Among its noteworthy successes are Connecting Creative Markets, a way for artists to pursue international art instruction, and #artMOVESme, an ongoing participatory campaign that encourages public participation with art. Most recently it established Conduct The Orchestra, an event co-hosted by the Johannesburg International Mozart Festival through that six prominent business leaders picked up the baton to conduct a professional orchestra.


These kinds of creative messes help society to see worth in artwork, so it’s not surprising that Mamba watched an area to live out their passion. Nonetheless, it being her first board experience she’d her uncertainties. ‘To be frank, at the start I was very nervous, since I didn`t know what to anticipate,’ she says, ‘I totally love the arts, so, I was completely excited to join a group performing so much impressive work to support the artwork sector — not just in South Africa but across the entire world. The most important and most pleasant surprise for me was that everyone in the room really shares a huge passion for the arts and also that the boardroom is not quite as cold and emotionless as it could be perceived from the outside’. This passion goes beyond boosting South African imagination; the arts have been often described as the mirror of culture, and at a country facing many social challenges, then there’s a chance to utilize art as a conduit for genuine and meaningful change.


“A board’s role will be to see That a business has a solid strategy and vision for sustainable growth, and that firm funds are well managed to support their vision and mission,”

Mamba states, “South Africa is a country where unemployment remains a huge challenge and any company that can contribute to economic development by providing secure employment is an tremendous asset.
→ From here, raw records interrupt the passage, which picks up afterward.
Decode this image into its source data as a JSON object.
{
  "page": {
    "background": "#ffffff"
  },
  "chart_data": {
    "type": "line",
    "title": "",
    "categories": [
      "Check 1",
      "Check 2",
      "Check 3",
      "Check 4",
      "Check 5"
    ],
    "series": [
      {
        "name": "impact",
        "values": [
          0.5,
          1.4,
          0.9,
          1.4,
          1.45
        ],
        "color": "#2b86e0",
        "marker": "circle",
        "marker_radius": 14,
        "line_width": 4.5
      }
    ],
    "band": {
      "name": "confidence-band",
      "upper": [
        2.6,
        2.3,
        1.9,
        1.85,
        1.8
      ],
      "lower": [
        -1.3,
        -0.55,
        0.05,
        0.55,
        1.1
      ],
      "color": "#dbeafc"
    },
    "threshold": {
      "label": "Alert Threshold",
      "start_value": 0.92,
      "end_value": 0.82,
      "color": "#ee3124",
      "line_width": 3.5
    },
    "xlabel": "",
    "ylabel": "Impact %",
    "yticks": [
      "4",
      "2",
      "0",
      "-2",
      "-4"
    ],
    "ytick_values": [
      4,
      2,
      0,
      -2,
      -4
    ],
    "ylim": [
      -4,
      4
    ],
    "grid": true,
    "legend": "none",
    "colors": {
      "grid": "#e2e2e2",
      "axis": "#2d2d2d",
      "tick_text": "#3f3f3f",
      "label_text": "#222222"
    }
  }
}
It assists in raising the quality of lifestyle and living standards of families and the community at large”.

This can be done through secure and financially sound businesses, which come into being due to healthy and well-intentioned boards. Understanding that the function of the board really isn’t the top of a pyramid, but instead a critical part of the company organism that supports and facilitates the remainder of the business and creates room for it to grow and grow. “It’s important that specific lines aren’t crossed and that the board does not deviate from its primary mandate: it must be clearly documented and communicated regarding what extend the plank could be involved.”


As a young and energised associate of a dominant plank, one which is helping shape the future, how does Mamba see her new duties?

“I feel the age of board members hiding behind the key boundaries of a boardroom is slowly shifting. We can no longer, as board members only say we don`t worry ourselves too much with what’s going on in the day-to-day running of the company. We must be held liable not just when things are going well, but also when there really are a serious obstacle within the organisation”.

The article CREATIVE PROFITS appeared on Business and Arts South Africa.